Thomas M. Mertens is a vice president in the Economic Research Department of the Federal Reserve Bank of San Francisco.

References

Amano, Robert, Thomas J. Carter, and Sylvain Leduc. 2020. “Is the Risk of the Lower Bound Reducing Inflation?” FRBSF Economic Letter 2020-05 (February 24).

Amano, Robert, Stefano Gnocchi, and Sylvain Leduc. 2020. “Average Is Good Enough: Average Inflation Targeting and the ELB.” FRB San Francisco Working Paper 2020-21.

Budianto, Flora, Taisuke Nakata, and Sebastian Schmidt. 2020. “Average Inflation Targeting and the Interest Rate Lower Bound.” Bank for International Settlements Working Paper 852.

Christensen Jens H.E., James M. Gamble IV, and Simon Zhu. 2020. ”Coronavirus and the Risk of Deflation.” FRBSF Economic Letter 2020-11 (May 11).

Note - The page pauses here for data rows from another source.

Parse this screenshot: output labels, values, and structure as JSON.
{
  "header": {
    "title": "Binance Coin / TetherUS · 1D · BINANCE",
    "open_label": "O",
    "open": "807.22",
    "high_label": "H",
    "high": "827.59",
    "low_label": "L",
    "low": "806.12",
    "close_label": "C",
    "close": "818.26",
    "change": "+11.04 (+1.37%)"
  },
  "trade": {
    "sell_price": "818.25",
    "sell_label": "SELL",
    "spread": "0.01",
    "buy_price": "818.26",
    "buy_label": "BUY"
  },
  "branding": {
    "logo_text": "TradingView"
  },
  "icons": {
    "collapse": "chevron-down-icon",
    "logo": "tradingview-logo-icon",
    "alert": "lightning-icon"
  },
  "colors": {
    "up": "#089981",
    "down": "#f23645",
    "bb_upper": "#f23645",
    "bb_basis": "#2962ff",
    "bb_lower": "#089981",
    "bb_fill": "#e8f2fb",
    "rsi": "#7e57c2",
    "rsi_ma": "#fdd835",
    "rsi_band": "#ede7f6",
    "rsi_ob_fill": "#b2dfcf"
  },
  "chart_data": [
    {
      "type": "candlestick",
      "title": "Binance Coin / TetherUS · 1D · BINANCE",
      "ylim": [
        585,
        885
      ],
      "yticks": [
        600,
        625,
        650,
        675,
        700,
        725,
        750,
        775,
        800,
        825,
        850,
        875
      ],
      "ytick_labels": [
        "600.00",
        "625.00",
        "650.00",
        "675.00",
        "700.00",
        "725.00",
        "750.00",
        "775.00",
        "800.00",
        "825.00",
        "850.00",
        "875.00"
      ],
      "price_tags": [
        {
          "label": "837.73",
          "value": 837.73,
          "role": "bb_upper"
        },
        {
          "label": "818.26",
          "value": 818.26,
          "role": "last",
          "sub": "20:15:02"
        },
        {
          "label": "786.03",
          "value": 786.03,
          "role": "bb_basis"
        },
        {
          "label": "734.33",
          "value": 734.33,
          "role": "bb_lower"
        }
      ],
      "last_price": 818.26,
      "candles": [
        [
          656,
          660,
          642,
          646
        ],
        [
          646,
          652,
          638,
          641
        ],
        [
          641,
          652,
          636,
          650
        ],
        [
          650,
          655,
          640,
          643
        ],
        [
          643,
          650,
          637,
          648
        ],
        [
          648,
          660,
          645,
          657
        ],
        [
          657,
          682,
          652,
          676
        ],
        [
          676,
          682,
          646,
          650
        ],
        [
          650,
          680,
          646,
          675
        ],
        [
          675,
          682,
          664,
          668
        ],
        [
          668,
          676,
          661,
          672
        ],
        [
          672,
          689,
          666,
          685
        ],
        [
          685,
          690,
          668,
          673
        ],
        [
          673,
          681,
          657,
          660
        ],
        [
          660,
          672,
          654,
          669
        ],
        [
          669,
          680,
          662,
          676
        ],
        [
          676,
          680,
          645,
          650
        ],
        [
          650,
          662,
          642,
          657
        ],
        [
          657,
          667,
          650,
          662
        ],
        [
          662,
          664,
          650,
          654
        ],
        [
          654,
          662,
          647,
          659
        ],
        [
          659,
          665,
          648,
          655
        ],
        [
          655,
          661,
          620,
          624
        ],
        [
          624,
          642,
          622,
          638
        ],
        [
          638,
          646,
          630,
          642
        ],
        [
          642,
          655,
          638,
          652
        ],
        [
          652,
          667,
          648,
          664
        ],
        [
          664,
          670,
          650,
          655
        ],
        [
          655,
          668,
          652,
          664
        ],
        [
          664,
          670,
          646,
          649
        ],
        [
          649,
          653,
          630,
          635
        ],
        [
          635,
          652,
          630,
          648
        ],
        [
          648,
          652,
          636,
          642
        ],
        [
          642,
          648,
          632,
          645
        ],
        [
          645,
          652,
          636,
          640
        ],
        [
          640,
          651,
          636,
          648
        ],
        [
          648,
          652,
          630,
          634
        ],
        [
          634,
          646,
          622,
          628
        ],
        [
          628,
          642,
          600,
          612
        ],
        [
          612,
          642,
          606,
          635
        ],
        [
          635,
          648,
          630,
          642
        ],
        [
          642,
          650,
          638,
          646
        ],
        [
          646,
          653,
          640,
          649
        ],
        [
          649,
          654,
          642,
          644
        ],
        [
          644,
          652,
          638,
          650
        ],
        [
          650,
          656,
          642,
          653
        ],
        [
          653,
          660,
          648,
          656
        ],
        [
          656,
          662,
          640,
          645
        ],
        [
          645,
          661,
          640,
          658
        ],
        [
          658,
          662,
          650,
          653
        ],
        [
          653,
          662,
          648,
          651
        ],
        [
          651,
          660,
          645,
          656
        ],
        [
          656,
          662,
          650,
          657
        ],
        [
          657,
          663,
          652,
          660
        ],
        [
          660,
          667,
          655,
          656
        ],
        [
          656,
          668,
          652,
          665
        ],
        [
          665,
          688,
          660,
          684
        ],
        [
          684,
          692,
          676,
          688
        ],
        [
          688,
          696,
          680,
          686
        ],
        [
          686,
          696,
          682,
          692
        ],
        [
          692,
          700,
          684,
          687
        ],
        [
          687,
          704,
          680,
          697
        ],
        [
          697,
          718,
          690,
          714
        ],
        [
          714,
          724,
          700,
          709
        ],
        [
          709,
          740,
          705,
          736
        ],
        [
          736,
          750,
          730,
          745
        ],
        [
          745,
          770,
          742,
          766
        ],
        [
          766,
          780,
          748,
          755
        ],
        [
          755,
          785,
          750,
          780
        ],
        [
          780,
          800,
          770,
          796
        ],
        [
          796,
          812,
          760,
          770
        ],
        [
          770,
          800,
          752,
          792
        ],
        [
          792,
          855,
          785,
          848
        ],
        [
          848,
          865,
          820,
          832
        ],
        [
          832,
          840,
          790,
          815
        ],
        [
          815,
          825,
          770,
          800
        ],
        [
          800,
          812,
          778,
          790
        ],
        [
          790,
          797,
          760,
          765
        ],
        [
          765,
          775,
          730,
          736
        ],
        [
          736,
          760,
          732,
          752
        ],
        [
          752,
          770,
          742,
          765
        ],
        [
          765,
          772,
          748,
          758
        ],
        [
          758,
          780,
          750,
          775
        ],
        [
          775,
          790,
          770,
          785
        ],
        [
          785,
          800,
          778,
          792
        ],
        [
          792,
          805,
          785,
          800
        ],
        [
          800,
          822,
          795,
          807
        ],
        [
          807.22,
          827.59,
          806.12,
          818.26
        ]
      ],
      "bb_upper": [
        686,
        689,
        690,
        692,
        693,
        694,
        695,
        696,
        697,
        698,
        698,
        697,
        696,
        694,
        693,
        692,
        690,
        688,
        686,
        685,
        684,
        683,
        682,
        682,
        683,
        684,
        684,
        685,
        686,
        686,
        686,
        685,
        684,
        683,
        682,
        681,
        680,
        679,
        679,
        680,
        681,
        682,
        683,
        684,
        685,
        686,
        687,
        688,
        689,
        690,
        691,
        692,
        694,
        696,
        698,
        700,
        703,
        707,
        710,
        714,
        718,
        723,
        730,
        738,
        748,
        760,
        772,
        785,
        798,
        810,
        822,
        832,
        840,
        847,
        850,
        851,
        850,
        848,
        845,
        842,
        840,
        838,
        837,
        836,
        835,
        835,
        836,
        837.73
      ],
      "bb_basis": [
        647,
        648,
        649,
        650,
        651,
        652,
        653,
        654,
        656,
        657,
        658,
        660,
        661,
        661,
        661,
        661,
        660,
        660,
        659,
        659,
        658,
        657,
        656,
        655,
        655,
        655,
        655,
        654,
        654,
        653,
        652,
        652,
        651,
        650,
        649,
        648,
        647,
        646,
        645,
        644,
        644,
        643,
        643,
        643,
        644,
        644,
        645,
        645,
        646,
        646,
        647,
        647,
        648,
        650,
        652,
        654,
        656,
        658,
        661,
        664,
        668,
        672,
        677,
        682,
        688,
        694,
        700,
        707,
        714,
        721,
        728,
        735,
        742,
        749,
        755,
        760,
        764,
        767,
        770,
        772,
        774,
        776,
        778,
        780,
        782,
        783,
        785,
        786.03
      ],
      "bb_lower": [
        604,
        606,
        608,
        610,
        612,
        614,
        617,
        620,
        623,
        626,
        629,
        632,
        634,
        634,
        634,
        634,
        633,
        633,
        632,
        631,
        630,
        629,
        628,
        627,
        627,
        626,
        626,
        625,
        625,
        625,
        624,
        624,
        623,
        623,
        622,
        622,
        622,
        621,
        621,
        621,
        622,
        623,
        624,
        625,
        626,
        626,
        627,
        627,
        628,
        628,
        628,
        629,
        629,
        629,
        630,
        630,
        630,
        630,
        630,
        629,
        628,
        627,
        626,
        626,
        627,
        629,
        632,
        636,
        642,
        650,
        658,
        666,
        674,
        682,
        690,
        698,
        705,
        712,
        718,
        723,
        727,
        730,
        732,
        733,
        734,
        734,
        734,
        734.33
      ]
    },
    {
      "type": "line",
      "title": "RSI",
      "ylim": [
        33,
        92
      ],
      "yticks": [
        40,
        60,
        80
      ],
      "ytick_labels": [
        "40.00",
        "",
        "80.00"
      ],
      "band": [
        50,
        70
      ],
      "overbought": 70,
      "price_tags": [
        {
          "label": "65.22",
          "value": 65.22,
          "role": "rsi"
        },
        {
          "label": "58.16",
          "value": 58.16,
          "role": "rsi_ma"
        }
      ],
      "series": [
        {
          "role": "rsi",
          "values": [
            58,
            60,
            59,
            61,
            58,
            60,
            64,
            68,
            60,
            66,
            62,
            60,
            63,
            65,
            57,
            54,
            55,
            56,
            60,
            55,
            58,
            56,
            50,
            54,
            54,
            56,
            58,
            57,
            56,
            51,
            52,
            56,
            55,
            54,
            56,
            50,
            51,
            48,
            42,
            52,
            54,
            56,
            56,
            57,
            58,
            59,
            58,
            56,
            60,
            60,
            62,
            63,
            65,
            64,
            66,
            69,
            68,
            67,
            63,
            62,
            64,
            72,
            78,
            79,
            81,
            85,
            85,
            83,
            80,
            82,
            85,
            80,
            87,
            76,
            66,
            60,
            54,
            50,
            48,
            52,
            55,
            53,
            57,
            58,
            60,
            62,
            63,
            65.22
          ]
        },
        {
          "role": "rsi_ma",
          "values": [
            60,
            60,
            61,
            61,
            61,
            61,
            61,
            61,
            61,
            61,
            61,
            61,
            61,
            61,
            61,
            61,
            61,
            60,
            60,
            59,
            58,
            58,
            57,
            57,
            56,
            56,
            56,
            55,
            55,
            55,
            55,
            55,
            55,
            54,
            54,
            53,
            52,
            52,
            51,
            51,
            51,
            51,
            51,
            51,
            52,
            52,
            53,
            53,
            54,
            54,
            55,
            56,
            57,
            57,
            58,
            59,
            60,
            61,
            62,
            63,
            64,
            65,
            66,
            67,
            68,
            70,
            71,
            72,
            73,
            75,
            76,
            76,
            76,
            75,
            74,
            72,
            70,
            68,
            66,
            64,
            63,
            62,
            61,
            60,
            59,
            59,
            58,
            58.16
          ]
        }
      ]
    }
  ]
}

Mertens, Thomas M., and John C. Williams. 2018. “What to Expect from the Lower Bound on Interest Rates: Evidence from Derivatives Prices.” FRB San Francisco Working Paper 2018-03.

Mertens, Thomas M., and John C. Williams. 2019. “Monetary Policy Frameworks and the Effective Lower Bound on Interest Rates.” American Economic Association Papers and Proceedings 109 (May), pp. 427–432.

Mertens, Thomas M., and John C. Williams. 2020. “Tying Down the Anchor: Monetary Policy Rules and the Lower Bound on Interest Rates.” Chapter 3 in Strategies for Monetary Policy, editors John H. Cochrane and John B. Taylor. Stanford, CA: Hoover Institution Press, pp. 103–152.

Williams, John C. 2016. “Monetary Policy in a Low R-Star World.” FRBSF Economic Letter 2016-23 (August 15).